How to merge all the data to have a final dataset [closed]
-
16-12-2020 - |
Pergunta
I am working with a problem that has different tables, end goal to predict if a customer will end up subscribing based on purchases.
Mother table containing user_id,register_reason
|user_id|reason_reg|source|
|-------|----------|------|
| 1 | 2 | 3 |
| 2 | 3 | 1 |
I have then the purchase data where a customer can have more than one entry
|user_id|product_id|
|-------|----------|
| 1 | A |
| 1 | B |
| 1 | C |
| 1 | D |
| 2 | A |
| 2 | E |
Ideally I want to have one dataset where the uniqueidentifier is the user_id and there are no duplicated rows based on this value:
The final dataset (in my head), could look like
|user_id|reason_reg|source|product_id_A|product_id_B|product_id_C|product_id_D|product_id_E|
|------------------------------------------------------------------------------------------|
| 1 | 2 | 3 | 1 | 1 | 1 | 1 | 0 |
| 2 | 3 | 1 | 1 | 0 | 0 | 0 | 1 |
My questions are:
Is the approach correct?
Is there a dataframe or library that does that automatically? or I do that myself by panda before feeding it to a algorithm.

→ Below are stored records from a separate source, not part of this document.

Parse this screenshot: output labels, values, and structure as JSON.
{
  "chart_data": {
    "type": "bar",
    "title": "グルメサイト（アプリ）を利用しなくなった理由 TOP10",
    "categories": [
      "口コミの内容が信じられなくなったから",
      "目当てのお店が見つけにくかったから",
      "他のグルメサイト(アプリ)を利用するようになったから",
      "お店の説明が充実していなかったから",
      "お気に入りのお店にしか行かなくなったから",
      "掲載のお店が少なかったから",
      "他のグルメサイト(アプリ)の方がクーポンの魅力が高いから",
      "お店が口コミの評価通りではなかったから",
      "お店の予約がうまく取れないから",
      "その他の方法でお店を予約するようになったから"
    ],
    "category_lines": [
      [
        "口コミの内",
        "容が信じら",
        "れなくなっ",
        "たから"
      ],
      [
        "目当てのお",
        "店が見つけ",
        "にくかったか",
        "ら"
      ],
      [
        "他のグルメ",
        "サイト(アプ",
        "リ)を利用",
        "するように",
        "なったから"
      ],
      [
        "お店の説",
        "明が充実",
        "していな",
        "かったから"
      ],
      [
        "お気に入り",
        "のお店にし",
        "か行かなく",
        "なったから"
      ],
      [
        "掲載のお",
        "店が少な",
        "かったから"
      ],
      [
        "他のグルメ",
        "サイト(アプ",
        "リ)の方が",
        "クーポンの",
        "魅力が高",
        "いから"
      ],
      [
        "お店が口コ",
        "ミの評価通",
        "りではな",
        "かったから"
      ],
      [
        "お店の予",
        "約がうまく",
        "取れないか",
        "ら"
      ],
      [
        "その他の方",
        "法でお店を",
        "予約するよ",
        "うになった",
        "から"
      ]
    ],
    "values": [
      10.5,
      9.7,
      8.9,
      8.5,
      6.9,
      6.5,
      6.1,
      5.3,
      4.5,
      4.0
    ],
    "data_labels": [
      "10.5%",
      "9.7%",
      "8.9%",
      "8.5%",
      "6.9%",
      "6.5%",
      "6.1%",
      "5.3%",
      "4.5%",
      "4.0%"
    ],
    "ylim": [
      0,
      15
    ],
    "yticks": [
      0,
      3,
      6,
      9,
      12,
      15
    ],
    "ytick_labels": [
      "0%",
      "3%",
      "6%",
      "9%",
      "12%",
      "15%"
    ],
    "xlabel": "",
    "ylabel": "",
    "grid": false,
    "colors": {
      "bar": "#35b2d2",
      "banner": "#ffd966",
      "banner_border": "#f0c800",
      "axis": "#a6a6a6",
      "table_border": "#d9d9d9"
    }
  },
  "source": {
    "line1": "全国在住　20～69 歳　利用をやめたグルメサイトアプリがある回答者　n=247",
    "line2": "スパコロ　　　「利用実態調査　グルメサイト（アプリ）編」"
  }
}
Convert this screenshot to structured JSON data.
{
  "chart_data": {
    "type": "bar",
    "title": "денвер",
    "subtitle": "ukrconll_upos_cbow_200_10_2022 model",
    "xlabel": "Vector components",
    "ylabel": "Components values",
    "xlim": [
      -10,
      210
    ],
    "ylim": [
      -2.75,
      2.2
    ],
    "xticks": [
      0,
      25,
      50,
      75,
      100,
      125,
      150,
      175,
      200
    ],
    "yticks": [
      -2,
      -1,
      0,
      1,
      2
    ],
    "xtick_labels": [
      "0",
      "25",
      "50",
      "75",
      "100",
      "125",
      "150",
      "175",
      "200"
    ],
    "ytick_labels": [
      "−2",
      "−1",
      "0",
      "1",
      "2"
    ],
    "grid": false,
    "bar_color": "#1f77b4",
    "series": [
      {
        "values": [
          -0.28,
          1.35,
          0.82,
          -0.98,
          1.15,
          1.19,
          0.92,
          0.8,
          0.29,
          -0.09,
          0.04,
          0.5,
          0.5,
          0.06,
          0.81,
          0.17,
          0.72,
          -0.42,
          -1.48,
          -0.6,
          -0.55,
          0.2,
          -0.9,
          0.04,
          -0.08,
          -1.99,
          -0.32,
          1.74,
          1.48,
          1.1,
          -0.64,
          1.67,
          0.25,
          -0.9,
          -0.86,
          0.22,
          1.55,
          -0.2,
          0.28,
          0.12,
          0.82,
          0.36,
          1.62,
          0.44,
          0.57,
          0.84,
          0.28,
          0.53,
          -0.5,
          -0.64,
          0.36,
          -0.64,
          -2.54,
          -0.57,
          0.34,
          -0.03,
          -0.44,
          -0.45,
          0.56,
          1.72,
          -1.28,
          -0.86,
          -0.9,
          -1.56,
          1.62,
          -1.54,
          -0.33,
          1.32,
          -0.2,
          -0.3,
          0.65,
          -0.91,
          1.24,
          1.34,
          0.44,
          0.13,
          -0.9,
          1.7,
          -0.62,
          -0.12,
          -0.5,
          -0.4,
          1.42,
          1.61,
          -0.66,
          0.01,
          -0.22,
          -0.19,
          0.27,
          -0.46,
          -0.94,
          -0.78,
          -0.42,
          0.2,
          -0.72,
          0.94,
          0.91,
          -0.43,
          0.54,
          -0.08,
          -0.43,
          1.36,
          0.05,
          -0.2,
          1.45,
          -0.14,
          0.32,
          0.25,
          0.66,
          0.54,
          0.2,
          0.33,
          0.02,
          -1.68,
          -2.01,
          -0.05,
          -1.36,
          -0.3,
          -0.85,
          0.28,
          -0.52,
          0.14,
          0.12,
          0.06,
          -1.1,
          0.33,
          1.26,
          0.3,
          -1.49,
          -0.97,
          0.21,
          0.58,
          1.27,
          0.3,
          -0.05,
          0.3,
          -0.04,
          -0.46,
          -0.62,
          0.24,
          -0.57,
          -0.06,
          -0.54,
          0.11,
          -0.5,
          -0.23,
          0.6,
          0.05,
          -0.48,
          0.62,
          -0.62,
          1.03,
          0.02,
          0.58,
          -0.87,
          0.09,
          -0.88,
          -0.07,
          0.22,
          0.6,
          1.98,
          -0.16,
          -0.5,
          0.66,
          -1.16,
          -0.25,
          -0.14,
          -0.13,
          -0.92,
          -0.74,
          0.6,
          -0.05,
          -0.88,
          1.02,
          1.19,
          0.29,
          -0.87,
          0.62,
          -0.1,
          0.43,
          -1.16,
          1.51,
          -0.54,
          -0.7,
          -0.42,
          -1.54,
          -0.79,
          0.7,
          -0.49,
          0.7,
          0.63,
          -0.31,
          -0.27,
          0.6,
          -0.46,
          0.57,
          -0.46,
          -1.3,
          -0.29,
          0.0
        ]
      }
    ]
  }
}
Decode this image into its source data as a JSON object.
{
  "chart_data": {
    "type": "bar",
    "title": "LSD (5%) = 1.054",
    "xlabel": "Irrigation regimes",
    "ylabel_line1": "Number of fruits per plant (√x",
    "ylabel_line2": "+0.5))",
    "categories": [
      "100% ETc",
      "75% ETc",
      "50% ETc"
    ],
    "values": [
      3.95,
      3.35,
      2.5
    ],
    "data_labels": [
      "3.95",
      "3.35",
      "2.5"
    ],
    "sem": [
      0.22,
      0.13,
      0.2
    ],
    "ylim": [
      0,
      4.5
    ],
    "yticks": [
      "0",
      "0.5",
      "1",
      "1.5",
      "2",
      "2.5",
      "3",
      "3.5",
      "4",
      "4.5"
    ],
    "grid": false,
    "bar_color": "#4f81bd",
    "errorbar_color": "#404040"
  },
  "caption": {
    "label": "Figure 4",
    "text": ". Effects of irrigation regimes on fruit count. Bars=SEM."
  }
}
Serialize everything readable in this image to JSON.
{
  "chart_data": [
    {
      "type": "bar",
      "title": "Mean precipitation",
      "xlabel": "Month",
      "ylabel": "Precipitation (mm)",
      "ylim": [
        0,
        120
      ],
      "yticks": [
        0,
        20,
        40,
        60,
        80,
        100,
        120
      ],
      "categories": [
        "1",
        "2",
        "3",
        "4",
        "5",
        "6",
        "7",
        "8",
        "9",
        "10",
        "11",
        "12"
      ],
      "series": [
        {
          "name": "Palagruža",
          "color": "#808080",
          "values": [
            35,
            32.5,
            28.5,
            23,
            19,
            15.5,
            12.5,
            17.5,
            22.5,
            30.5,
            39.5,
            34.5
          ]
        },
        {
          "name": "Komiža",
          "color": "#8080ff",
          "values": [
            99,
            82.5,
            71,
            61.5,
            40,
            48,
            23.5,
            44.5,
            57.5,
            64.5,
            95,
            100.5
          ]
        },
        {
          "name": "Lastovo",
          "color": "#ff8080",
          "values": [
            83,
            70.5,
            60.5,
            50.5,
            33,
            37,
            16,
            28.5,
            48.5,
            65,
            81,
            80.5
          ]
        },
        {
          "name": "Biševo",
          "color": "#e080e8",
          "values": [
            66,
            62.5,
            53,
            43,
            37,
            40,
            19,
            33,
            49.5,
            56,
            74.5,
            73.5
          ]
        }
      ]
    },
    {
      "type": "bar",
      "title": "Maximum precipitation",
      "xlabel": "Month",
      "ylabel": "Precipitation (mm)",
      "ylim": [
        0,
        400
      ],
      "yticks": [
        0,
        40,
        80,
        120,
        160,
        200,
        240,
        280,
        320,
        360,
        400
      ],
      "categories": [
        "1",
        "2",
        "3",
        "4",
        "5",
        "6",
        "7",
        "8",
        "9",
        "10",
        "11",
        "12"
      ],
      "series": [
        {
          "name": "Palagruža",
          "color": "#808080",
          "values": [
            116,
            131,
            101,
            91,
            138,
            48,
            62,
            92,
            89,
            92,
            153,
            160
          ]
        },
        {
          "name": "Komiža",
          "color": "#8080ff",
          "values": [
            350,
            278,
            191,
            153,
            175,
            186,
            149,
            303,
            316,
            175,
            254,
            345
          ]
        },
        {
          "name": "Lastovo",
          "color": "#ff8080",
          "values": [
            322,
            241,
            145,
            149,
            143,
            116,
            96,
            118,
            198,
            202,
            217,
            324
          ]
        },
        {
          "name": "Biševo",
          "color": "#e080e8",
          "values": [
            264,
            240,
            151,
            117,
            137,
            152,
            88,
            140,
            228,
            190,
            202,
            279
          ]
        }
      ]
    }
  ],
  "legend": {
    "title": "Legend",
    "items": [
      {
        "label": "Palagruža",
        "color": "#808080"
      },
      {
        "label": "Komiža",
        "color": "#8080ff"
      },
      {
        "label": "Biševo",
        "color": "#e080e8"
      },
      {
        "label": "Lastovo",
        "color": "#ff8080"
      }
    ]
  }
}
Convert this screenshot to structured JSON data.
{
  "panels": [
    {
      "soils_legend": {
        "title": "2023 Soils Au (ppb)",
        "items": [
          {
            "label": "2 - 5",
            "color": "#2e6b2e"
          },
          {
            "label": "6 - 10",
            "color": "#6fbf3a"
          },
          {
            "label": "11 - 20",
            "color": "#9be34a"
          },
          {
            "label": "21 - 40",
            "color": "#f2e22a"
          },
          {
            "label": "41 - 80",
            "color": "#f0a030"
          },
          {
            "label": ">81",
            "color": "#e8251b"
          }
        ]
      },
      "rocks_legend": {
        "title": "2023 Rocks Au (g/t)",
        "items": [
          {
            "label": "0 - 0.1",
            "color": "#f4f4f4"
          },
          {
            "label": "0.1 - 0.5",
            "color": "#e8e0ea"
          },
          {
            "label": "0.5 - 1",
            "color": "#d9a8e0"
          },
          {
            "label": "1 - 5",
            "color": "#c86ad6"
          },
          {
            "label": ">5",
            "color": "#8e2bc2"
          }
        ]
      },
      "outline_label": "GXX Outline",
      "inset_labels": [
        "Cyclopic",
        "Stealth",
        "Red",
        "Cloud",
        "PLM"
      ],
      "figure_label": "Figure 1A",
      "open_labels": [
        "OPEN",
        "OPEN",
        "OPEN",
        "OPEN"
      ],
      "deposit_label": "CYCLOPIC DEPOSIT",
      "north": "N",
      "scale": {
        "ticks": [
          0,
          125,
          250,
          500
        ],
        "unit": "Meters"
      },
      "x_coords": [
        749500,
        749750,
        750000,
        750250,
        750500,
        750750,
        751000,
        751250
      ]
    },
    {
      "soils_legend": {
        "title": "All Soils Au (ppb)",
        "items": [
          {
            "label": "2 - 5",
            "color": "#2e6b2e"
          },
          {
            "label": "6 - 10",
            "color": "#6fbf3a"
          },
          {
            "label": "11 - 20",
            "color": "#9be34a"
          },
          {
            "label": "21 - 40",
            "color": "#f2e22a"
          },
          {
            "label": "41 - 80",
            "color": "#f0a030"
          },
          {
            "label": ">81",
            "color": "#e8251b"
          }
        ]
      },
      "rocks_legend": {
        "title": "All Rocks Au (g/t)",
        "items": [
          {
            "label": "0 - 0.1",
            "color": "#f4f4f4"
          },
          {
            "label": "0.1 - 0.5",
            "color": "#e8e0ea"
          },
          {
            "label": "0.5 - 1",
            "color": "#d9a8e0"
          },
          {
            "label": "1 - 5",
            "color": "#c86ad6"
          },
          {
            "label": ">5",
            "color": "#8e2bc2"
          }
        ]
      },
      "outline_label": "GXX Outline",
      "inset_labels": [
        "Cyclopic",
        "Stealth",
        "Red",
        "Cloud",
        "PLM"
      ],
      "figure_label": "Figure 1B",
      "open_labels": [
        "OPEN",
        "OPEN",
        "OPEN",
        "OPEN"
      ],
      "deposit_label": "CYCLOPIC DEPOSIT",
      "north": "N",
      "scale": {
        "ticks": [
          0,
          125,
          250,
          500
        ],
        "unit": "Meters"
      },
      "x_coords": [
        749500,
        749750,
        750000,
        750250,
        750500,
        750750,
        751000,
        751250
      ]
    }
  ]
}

In your opinion, is there a better way to approach the problem(I could add also add aditional columns like total_products with the sum of how many products the user bought)
Solução
A slightly hacky way to get there maybe but you can do this to get what you want from the second table;
df2['count'] = 1
pivot = df.pivot_table(df, index='userid', columns='productid', values = 'count').reset_index()
pivot = pivot.fillna(0)
You would then want to merge this to the first dataset like this;
finaldf = pd.merge(df1, pivot, left_on='userid', right_on='userid')
another great thing to use for generating the dummies for categorical variables is
pd.get_dummies()
The approach seems ok to me and making some more features would also not be a bad idea.